Reportages 1 minute 28 juin 2024

Les confessions de Werner Loens : solitude

Huit mille cinq cents repas dans plus de 20 pays, 3 600 séjours à l’hôtel, 20 000 rapports rédigés, 1 600 000 kilomètres parcourus en voiture… Le palmarès de Werner Loens, après trente-sept années en tant qu’inspecteur et directeur MICHELIN, est impressionnant. Son histoire, inspirante, l’est tout autant. Aujourd’hui : la solitude d’un inspecteur.

Difficile d’imaginer une telle situation aujourd’hui : être sur la route pendant une semaine sans pouvoir communiquer avec ses amis et ses proches. Le monde est devenu si petit grâce à l’apparition de tous ces outils de communication, notamment les médias sociaux ! Comme je l’ai mentionné précédemment, nous étions largement coupés de tout et de tous lors de nos tournées. Nos contacts se limitaient aux chefs et à l’employé de l’hôtel qui nous indiquait notre chambre.

Ce n’était pas facile pour moi, car je suis un animal social qui aime être entouré. Même si j’apprécie d’être seul de temps en temps. J’ai vécu parfois des moments difficiles lorsque j’étais en déplacement. Notamment quand mon premier mariage a connu des problèmes et que j’avais un jeune fils à la maison. Imaginez : vous vous retrouvez dans le nord des Pays-Bas, sans aucune nouvelle de votre famille. Une semaine entière à se battre contre les moulins à vent, dans un brouillard gris. À rédiger des rapports, seul dans votre chambre, en vous demandant parfois : « Qu’est-ce que je fais ici ? »

J’admets que j’ai parfois eu les larmes aux yeux en m’asseyant à mon bureau d’hôtel. On se pose toutes ces questions, et puis il y a ce repas médiocre, et encore cette visite supplémentaire à planifier dans un emploi du temps déjà très serré le lendemain. Heureusement, ces journées grises ont parfois laissé place à de belles découvertes. Par exemple…

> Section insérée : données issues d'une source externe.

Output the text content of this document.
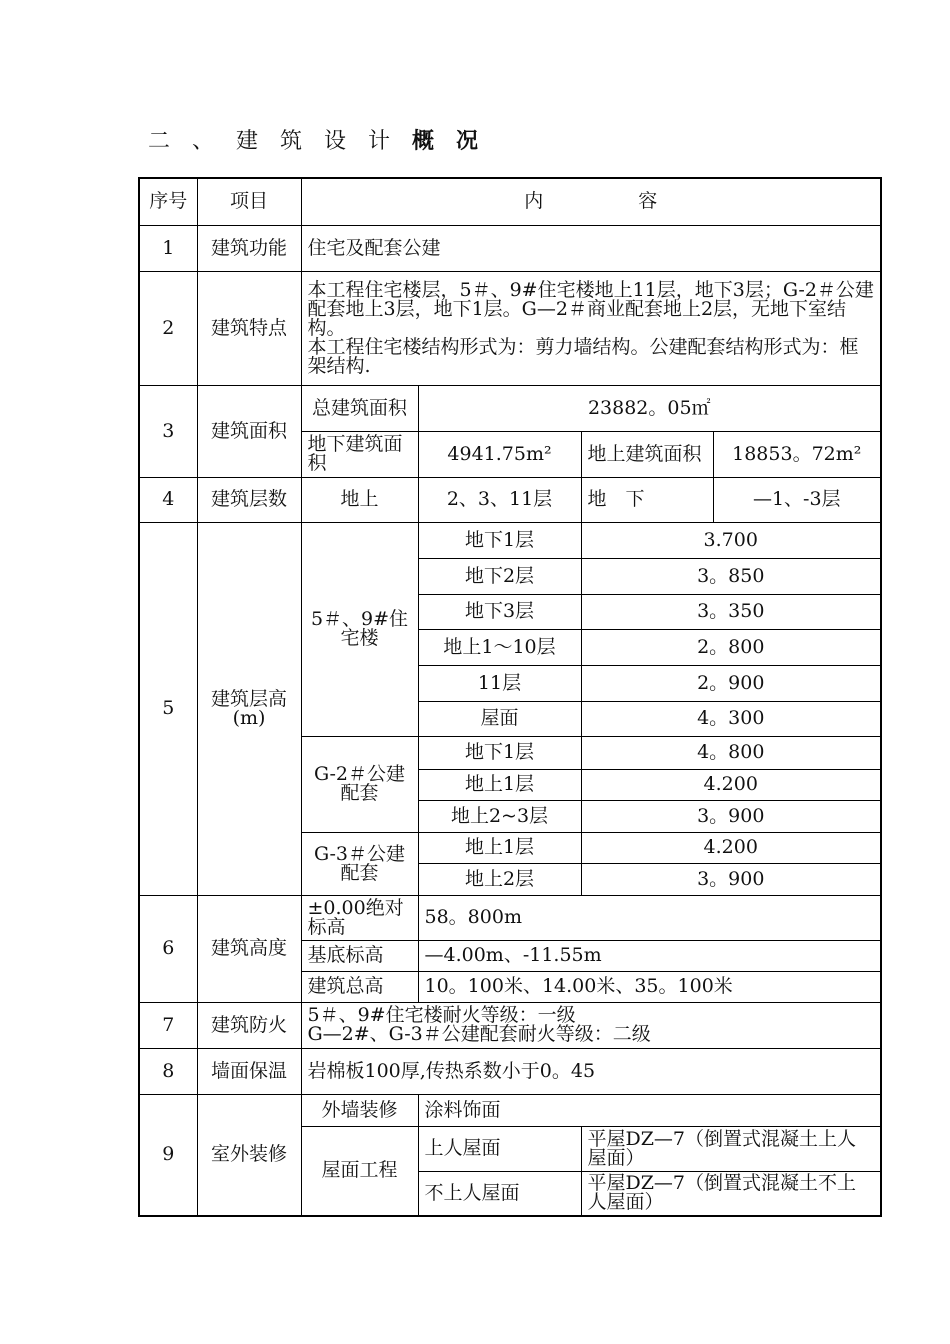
二 、 建 筑 设 计 概 况
序号	项目	内　　　　　容			
1	建筑功能	住宅及配套公建			
2	建筑特点	本工程住宅楼层，5＃、9#住宅楼地上11层，地下3层；G-2＃公建配套地上3层，地下1层。G—2＃商业配套地上2层，无地下室结构。
本工程住宅楼结构形式为：剪力墙结构。公建配套结构形式为：框架结构.			

3	建筑面积	总建筑面积	23882。05㎡		
		地下建筑面积	4941.75m²	地上建筑面积	18853。72m²
4	建筑层数	地上	2、3、11层	地　下	—1、-3层
5	建筑层高(m)	5＃、9#住宅楼	地下1层	3.700	
			地下2层	3。850	
			地下3层	3。350	
			地上1～10层	2。800	
			11层	2。900	
			屋面	4。300	
		G-2＃公建配套	地下1层	4。800	
			地上1层	4.200	
			地上2~3层	3。900	
		G-3＃公建配套	地上1层	4.200	
			地上2层	3。900	
6	建筑高度	±0.00绝对标高	58。800m		
		基底标高	—4.00m、-11.55m		
		建筑总高	10。100米、14.00米、35。100米		
7	建筑防火	5＃、9#住宅楼耐火等级：一级
G—2#、G-3＃公建配套耐火等级：二级			

8	墙面保温	岩棉板100厚,传热系数小于0。45			
9	室外装修	外墙装修	涂料饰面		
		屋面工程	上人屋面	平屋DZ—7（倒置式混凝土上人屋面）	
			不上人屋面	平屋DZ—7（倒置式混凝土不上人屋面）	
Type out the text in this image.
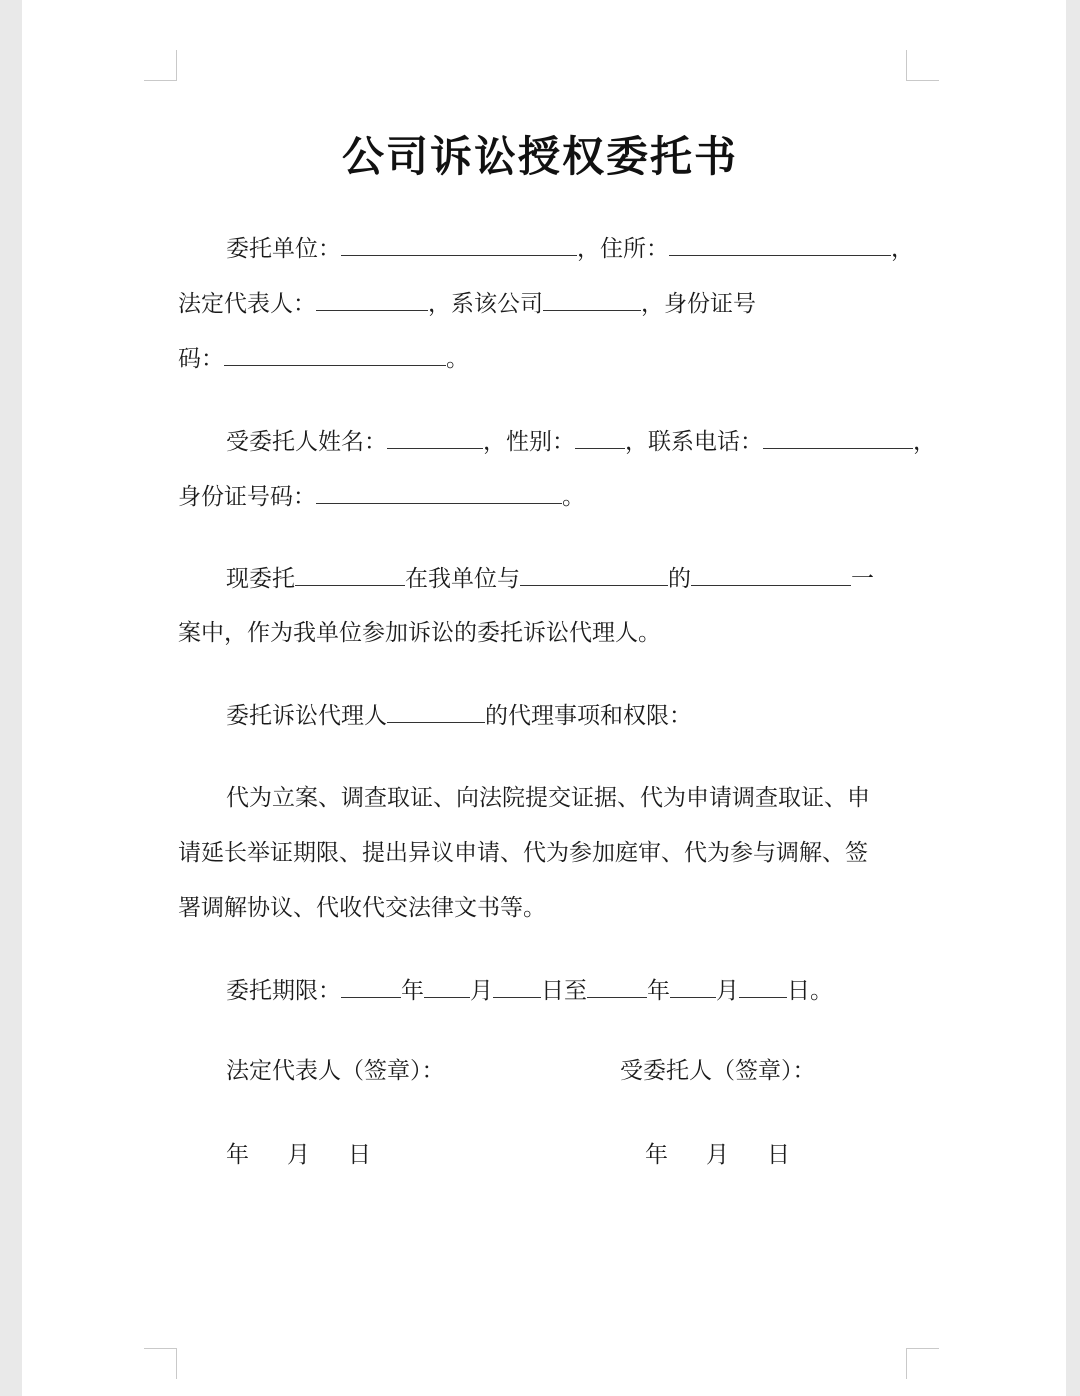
公司诉讼授权委托书
委托单位：	，住所：	，
法定代表人：	，系该公司	，身份证号
码：	。
受委托人姓名：	，性别： ，联系电话：	，
身份证号码：	。
现委托	在我单位与	的	一
案中，作为我单位参加诉讼的委托诉讼代理人。
委托诉讼代理人	的代理事项和权限：
代为立案、调查取证、向法院提交证据、代为申请调查取证、申
请延长举证期限、提出异议申请、代为参加庭审、代为参与调解、签
署调解协议、代收代交法律文书等。
委托期限：	年 月 日至	年 月 日。
法定代表人（签章）：	受委托人（签章）：
年 月 日	年 月 日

J’étais en tournée à Drenthe. Le lendemain d’une de ces lourdes soirées, j’ai dîné à Zweeloo, chez De Bokkepruik. Et là, je me suis retrouvé à manger un bon repas, et j’ai réalisé : mais c’est une étoile ! Ce sentiment compense tout. C’est comme marquer un but dans un sport.

J’ai également vécu un moment spécial au Lindehof, à Nuenen. Gerard Wollerich y officiait alors en cuisine. Au bureau, j’avais reçu une fiche pas énormément positive sur le restaurant, mais j’ai décidé d’y jeter un coup d’œil quand même, guidé par mon intuition. Une chance, car j’ai découvert un petit endroit sympa avec un beau menu. La semaine suivante, j’y suis allé pour dîner, et bingo : une étoile ici aussi. Et celle-ci était convaincante.

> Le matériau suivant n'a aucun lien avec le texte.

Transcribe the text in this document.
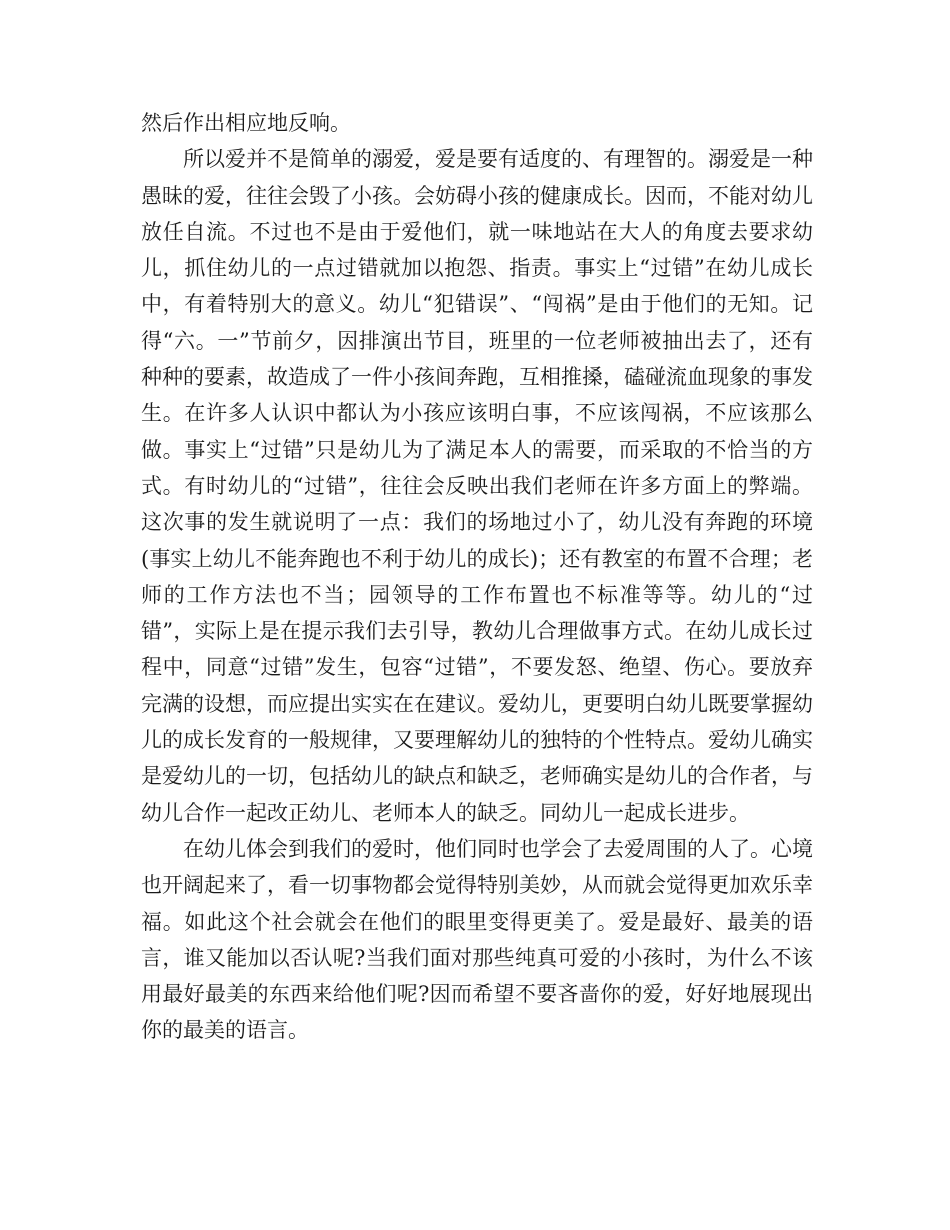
然后作出相应地反响。

所以爱并不是简单的溺爱，爱是要有适度的、有理智的。溺爱是一种愚昧的爱，往往会毁了小孩。会妨碍小孩的健康成长。因而，不能对幼儿放任自流。不过也不是由于爱他们，就一味地站在大人的角度去要求幼儿，抓住幼儿的一点过错就加以抱怨、指责。事实上“过错”在幼儿成长中，有着特别大的意义。幼儿“犯错误”、“闯祸”是由于他们的无知。记得“六。一”节前夕，因排演出节目，班里的一位老师被抽出去了，还有种种的要素，故造成了一件小孩间奔跑，互相推搡，磕碰流血现象的事发生。在许多人认识中都认为小孩应该明白事，不应该闯祸，不应该那么做。事实上“过错”只是幼儿为了满足本人的需要，而采取的不恰当的方式。有时幼儿的“过错”，往往会反映出我们老师在许多方面上的弊端。这次事的发生就说明了一点：我们的场地过小了，幼儿没有奔跑的环境(事实上幼儿不能奔跑也不利于幼儿的成长)；还有教室的布置不合理；老师的工作方法也不当；园领导的工作布置也不标准等等。幼儿的“过错”，实际上是在提示我们去引导，教幼儿合理做事方式。在幼儿成长过程中，同意“过错”发生，包容“过错”，不要发怒、绝望、伤心。要放弃完满的设想，而应提出实实在在建议。爱幼儿，更要明白幼儿既要掌握幼儿的成长发育的一般规律，又要理解幼儿的独特的个性特点。爱幼儿确实是爱幼儿的一切，包括幼儿的缺点和缺乏，老师确实是幼儿的合作者，与幼儿合作一起改正幼儿、老师本人的缺乏。同幼儿一起成长进步。

在幼儿体会到我们的爱时，他们同时也学会了去爱周围的人了。心境也开阔起来了，看一切事物都会觉得特别美妙，从而就会觉得更加欢乐幸福。如此这个社会就会在他们的眼里变得更美了。爱是最好、最美的语言，谁又能加以否认呢?当我们面对那些纯真可爱的小孩时，为什么不该用最好最美的东西来给他们呢?因而希望不要吝啬你的爱，好好地展现出你的最美的语言。
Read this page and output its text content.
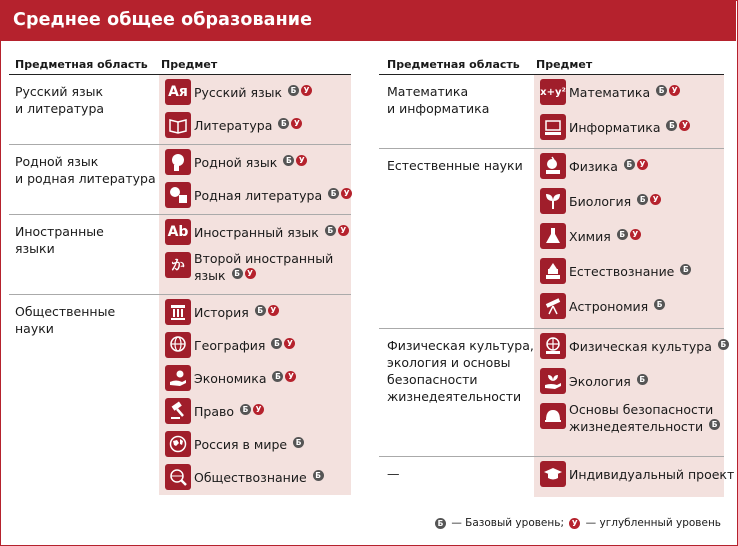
Среднее общее образование
Предметная область Предмет
Русский язык
и литература
Ая Русский язык Б У
Литература Б У
Родной язык
и родная литература
Родной язык Б У
Родная литература Б У
Иностранные
языки
Ab Иностранный язык Б У
か Второй иностранный
язык Б У
Общественные науки
История Б У
География Б У
Экономика Б У
Право Б У
Россия в мире Б
Обществознание Б
Предметная область Предмет
Математика
и информатика
x+y² Математика Б У
Информатика Б У
Естественные науки	Физика Б У
Биология Б У
Химия Б У
Естествознание Б
Астрономия Б
Физическая культура,
экология и основы
безопасности
жизнедеятельности
Физическая культура Б
Экология Б
Основы безопасности
жизнедеятельности Б
—	Индивидуальный проект
Б — Базовый уровень; У — углубленный уровень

Il faut savoir qu’à l’époque, on prenait beaucoup plus de temps pour attribuer une étoile. Chaque plat devait vraiment être constant. Nous sommes devenus un peu plus flexibles depuis. Il le faut, car tout va plus vite dans la société de consommation d’aujourd’hui. C’est pourquoi j’aime m’attarder sur ces souvenirs et sur la belle carrière que le chef Wollerich, par exemple, a bâtie. La solitude en valait la peine.